TL;DR
- Enso launched a real-world asset application offering access to more than 500 tokenized assets through xStocks, Ondo Finance and Anchorage Digital’s Porto.
- The app supports tokenized stocks, ETFs, Treasurys, commodities and stablecoins, including U.S. names such as Apple, Microsoft, Nvidia, Tesla and SpaceX.
- Tokenized asset holders rose 13.4% to 930,612 over 30 days, even as total value fell 0.9%, showing growing participation despite softer valuations across RWA markets today.

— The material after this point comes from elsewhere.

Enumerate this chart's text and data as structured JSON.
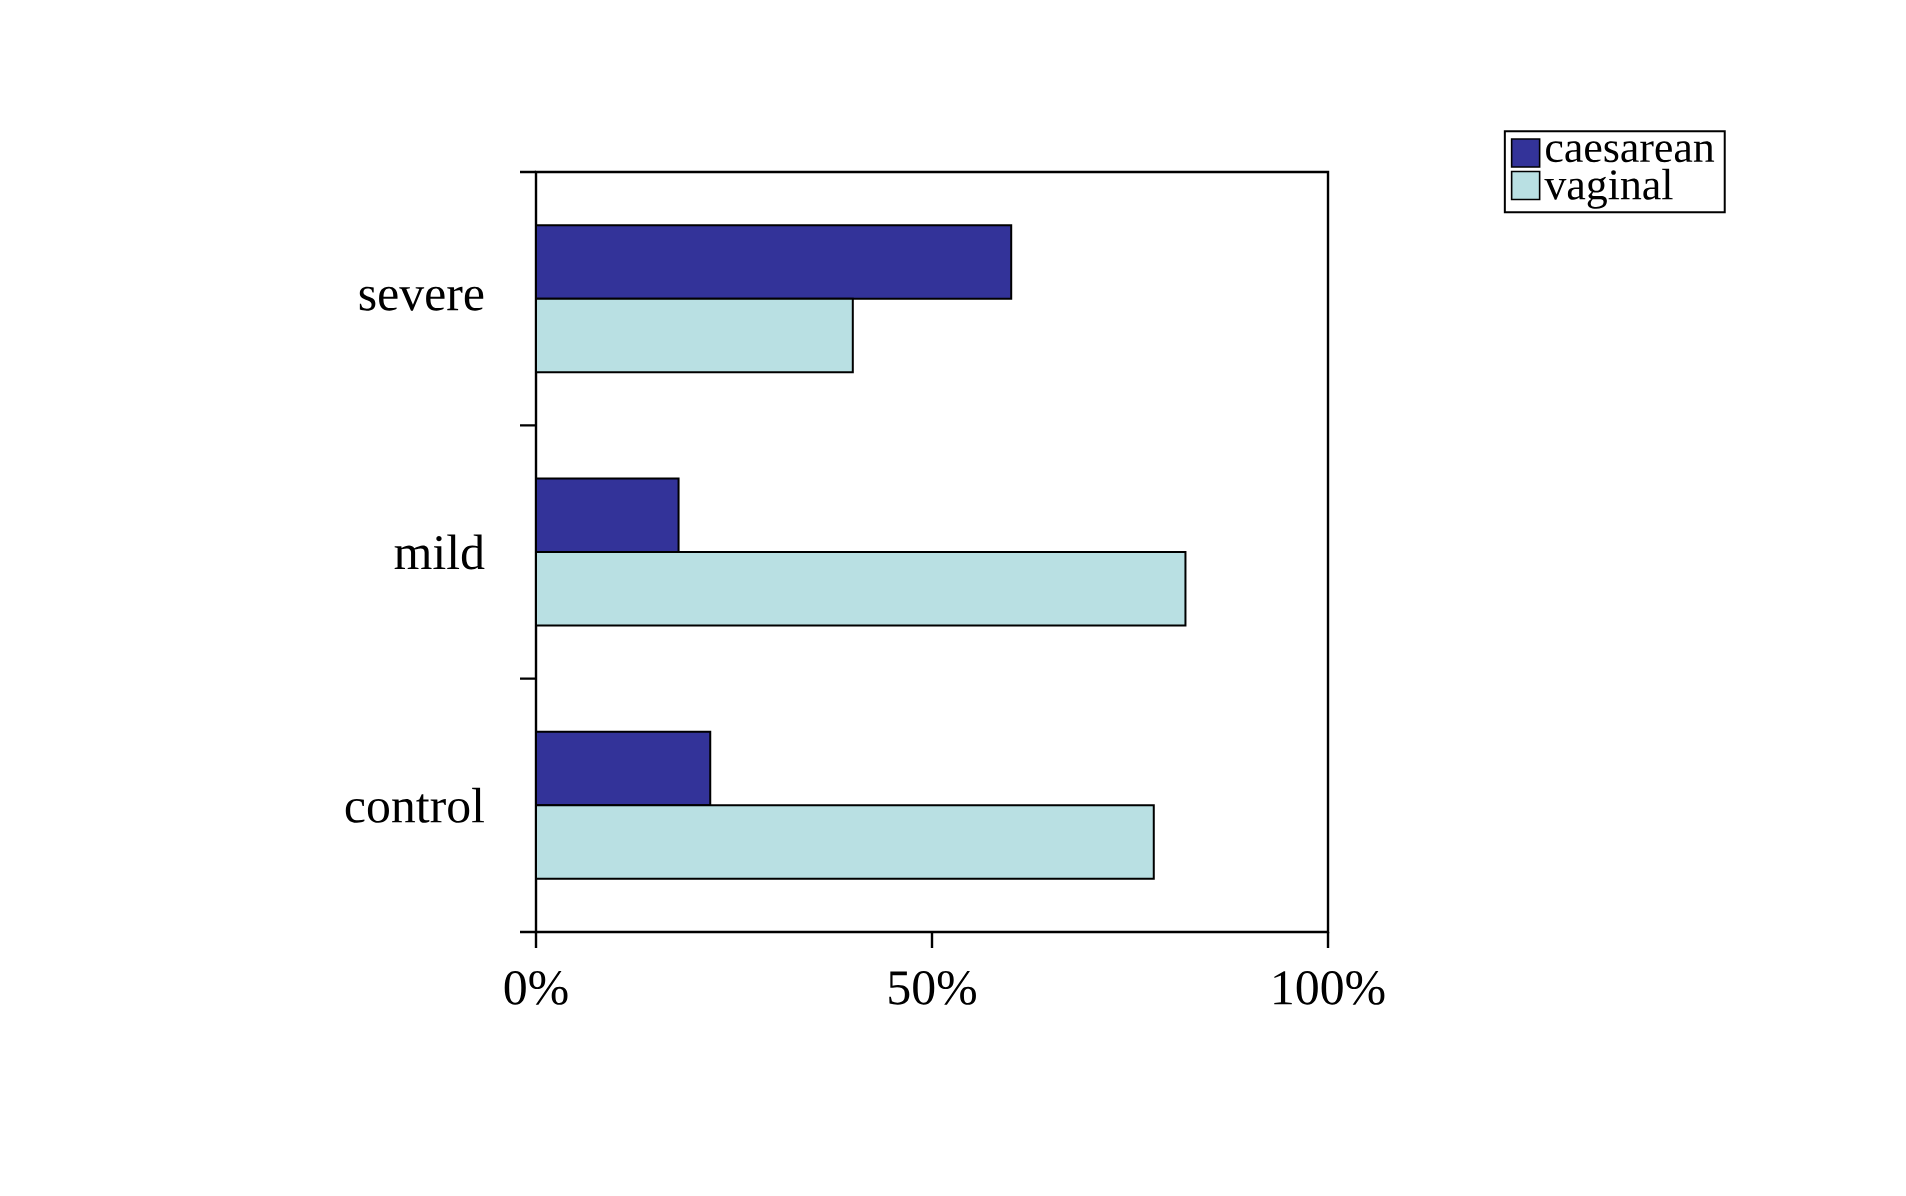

Enso has launched a real-world asset application that gives users access to more than 500 tokenized assets through integrations with xStocks, Ondo Finance and Anchorage Digital’s Porto. The Switzerland-based Web3 development platform is positioning the product as a single execution layer for tokenized stocks, ETFs, Treasurys, commodities and stablecoins. The twist is that Enso is trying to make fragmented tokenized markets feel like one trading surface, rather than asking users to hop between issuers, venues and blockchain-specific interfaces as RWA apps multiply. The pitch is convenience, but the implication is broader market plumbing.
The asset list includes familiar U.S. names such as Apple, Microsoft, Nvidia, Amazon, Alphabet, Meta, Tesla and SpaceX, while Ondo supplies tokenized equities, treasury products and capital markets infrastructure. xStocks adds tokenized equities and ETFs, giving Enso a broader menu of traditional-market exposure inside one app. The timing is hardly accidental. European investors have shown rising demand for tokenized access to U.S. markets, especially because around-the-clock trading remains a core attraction, alongside yield-bearing dollar assets that traditional venues cannot easily replicate for crypto-native users seeking familiar exposure. That places Enso at the intersection of access and settlement.

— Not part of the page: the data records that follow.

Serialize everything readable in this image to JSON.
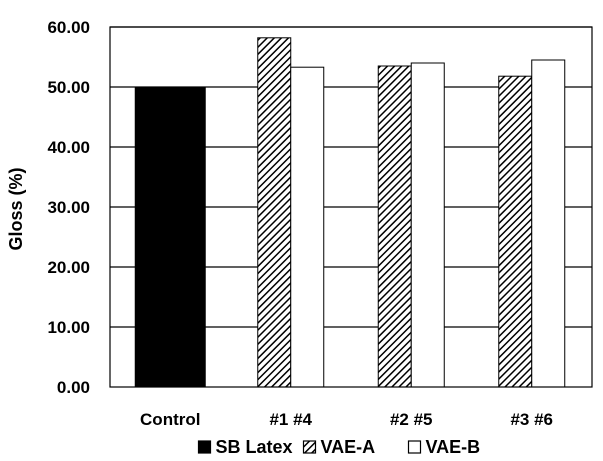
{
  "chart_data": {
    "type": "bar",
    "title": "",
    "xlabel": "",
    "ylabel": "Gloss (%)",
    "ylim": [
      0,
      60
    ],
    "yticks": [
      "0.00",
      "10.00",
      "20.00",
      "30.00",
      "40.00",
      "50.00",
      "60.00"
    ],
    "grid": true,
    "legend_position": "bottom",
    "categories": [
      "Control",
      "#1 #4",
      "#2 #5",
      "#3 #6"
    ],
    "series": [
      {
        "name": "SB Latex",
        "fill": "solid",
        "color": "#000000",
        "values": [
          50.0,
          null,
          null,
          null
        ]
      },
      {
        "name": "VAE-A",
        "fill": "hatched",
        "color": "#000000",
        "values": [
          null,
          58.2,
          53.5,
          51.8
        ]
      },
      {
        "name": "VAE-B",
        "fill": "hollow",
        "color": "#ffffff",
        "values": [
          null,
          53.3,
          54.0,
          54.5
        ]
      }
    ]
  }
}
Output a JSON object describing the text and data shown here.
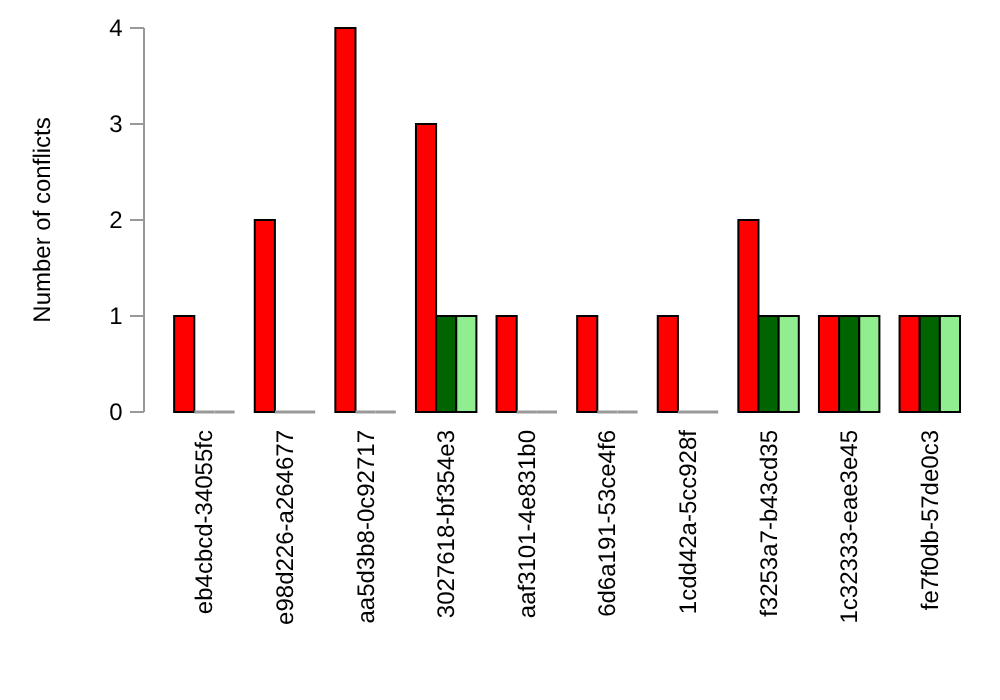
{
  "chart_data": {
    "type": "bar",
    "ylabel": "Number of conflicts",
    "categories": [
      "eb4cbcd-34055fc",
      "e98d226-a264677",
      "aa5d3b8-0c92717",
      "3027618-bf354e3",
      "aaf3101-4e831b0",
      "6d6a191-53ce4f6",
      "1cdd42a-5cc928f",
      "f3253a7-b43cd35",
      "1c32333-eae3e45",
      "fe7f0db-57de0c3"
    ],
    "series": [
      {
        "color": "#ff0000",
        "values": [
          1,
          2,
          4,
          3,
          1,
          1,
          1,
          2,
          1,
          1
        ]
      },
      {
        "color": "#006400",
        "values": [
          0,
          0,
          0,
          1,
          0,
          0,
          0,
          1,
          1,
          1
        ]
      },
      {
        "color": "#90ee90",
        "values": [
          0,
          0,
          0,
          1,
          0,
          0,
          0,
          1,
          1,
          1
        ]
      }
    ],
    "ylim": [
      0,
      4
    ],
    "yticks": [
      0,
      1,
      2,
      3,
      4
    ],
    "grid": false
  }
}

Tokenized Asset Access Moves From Issuance to Execution
The launch also reflects a larger shift in real-world asset tokenization. Projects are no longer competing only to issue tokenized products; they are competing to make them easier to reach, route and trade across venues. Enso says placing these assets under a unified distribution and execution layer should simplify access and improve user experience. That makes execution infrastructure the new battleground for RWA adoption, because tokenized securities and funds need usable pathways before they can become meaningful daily financial tools rather than impressive product catalogs with limited practical reach. For RWAs, discovery now matters almost as much as custody.

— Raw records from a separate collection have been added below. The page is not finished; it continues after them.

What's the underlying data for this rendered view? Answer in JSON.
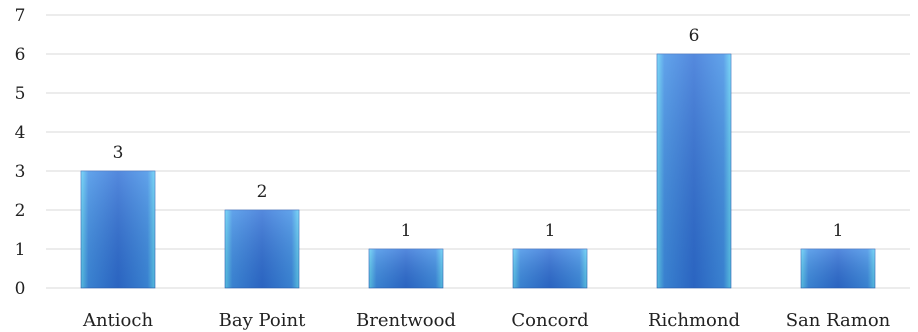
{
  "chart_data": {
    "type": "bar",
    "categories": [
      "Antioch",
      "Bay Point",
      "Brentwood",
      "Concord",
      "Richmond",
      "San Ramon"
    ],
    "values": [
      3,
      2,
      1,
      1,
      6,
      1
    ],
    "ylim": [
      0,
      7
    ],
    "yticks": [
      0,
      1,
      2,
      3,
      4,
      5,
      6,
      7
    ],
    "grid": true,
    "legend": "none",
    "data_labels": true,
    "bar_color": "#2f6fd6",
    "bar_highlight_color": "#5fd0f5",
    "grid_color": "#d9d9d9"
  }
}
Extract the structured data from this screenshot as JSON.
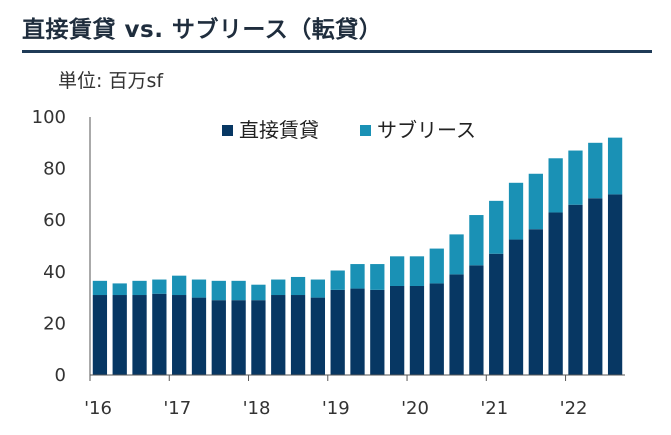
{
  "header": {
    "title": "直接賃貸 vs. サブリース（転貸）",
    "unit": "単位: 百万sf"
  },
  "colors": {
    "direct": "#073763",
    "sublease": "#1a91b5",
    "title_rule": "#1f3b57",
    "axis": "#555555"
  },
  "chart_data": {
    "type": "bar",
    "stacked": true,
    "ylim": [
      0,
      100
    ],
    "yticks": [
      0,
      20,
      40,
      60,
      80,
      100
    ],
    "grid": false,
    "legend_position": "top-center",
    "x_period_labels": [
      "'16",
      "'17",
      "'18",
      "'19",
      "'20",
      "'21",
      "'22"
    ],
    "categories": [
      "2016Q1",
      "2016Q2",
      "2016Q3",
      "2016Q4",
      "2017Q1",
      "2017Q2",
      "2017Q3",
      "2017Q4",
      "2018Q1",
      "2018Q2",
      "2018Q3",
      "2018Q4",
      "2019Q1",
      "2019Q2",
      "2019Q3",
      "2019Q4",
      "2020Q1",
      "2020Q2",
      "2020Q3",
      "2020Q4",
      "2021Q1",
      "2021Q2",
      "2021Q3",
      "2021Q4",
      "2022Q1",
      "2022Q2",
      "2022Q3"
    ],
    "series": [
      {
        "name": "直接賃貸",
        "values": [
          31,
          31,
          31,
          31.5,
          31,
          30,
          29,
          29,
          29,
          31,
          31,
          30,
          33,
          33.5,
          33,
          34.5,
          34.5,
          35.5,
          39,
          42.5,
          47,
          52.5,
          56.5,
          63,
          66,
          68.5,
          70
        ]
      },
      {
        "name": "サブリース",
        "values": [
          5.5,
          4.5,
          5.5,
          5.5,
          7.5,
          7,
          7.5,
          7.5,
          6,
          6,
          7,
          7,
          7.5,
          9.5,
          10,
          11.5,
          11.5,
          13.5,
          15.5,
          19.5,
          20.5,
          22,
          21.5,
          21,
          21,
          21.5,
          22
        ]
      }
    ]
  }
}
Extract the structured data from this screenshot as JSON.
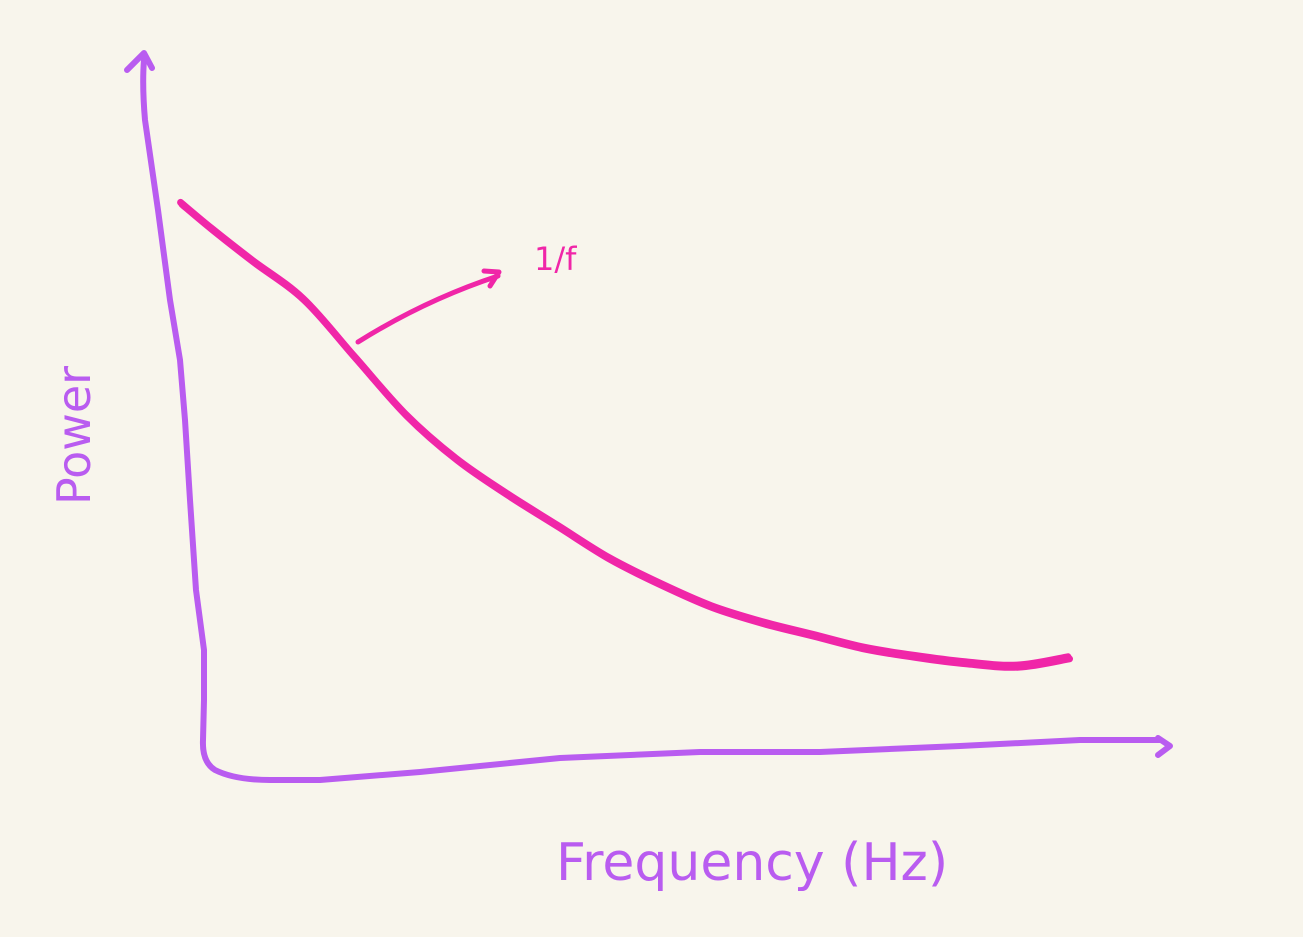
{
  "colors": {
    "background": "#f8f5ec",
    "axes": "#b95cf0",
    "curve": "#f026a8"
  },
  "chart_data": {
    "type": "line",
    "title": "",
    "xlabel": "Frequency (Hz)",
    "ylabel": "Power",
    "grid": false,
    "ticks": false,
    "xlim": [
      0,
      10
    ],
    "ylim": [
      0,
      10
    ],
    "series": [
      {
        "name": "",
        "x": [
          0.3,
          0.6,
          1.0,
          1.5,
          2.0,
          2.5,
          3.0,
          3.5,
          4.0,
          4.5,
          5.0,
          5.5,
          6.0,
          6.5,
          7.0,
          7.5,
          8.0,
          8.5,
          9.0
        ],
        "y": [
          8.4,
          8.0,
          7.5,
          6.9,
          6.0,
          5.1,
          4.4,
          3.85,
          3.35,
          2.85,
          2.45,
          2.1,
          1.85,
          1.65,
          1.45,
          1.32,
          1.22,
          1.17,
          1.3
        ]
      }
    ],
    "annotations": [
      {
        "text": "1/f",
        "arrow": true
      }
    ]
  }
}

Market data shows the opportunity and the contradiction. Tokenized asset holders rose 13.4% over the past 30 days to 930,612, even as total tokenized asset value fell 0.9% during the same period. U.S. Treasury debt remains the largest category with $15 billion onchain, followed by commodities at $4.6 billion and asset-backed credit at $2.2 billion. Tokenized stocks reached $1.6 billion, ranking fifth. That leaves Enso launching into a market where participation is rising faster than value, a strange but revealing setup for RWA infrastructure and tokenized securities market distribution today.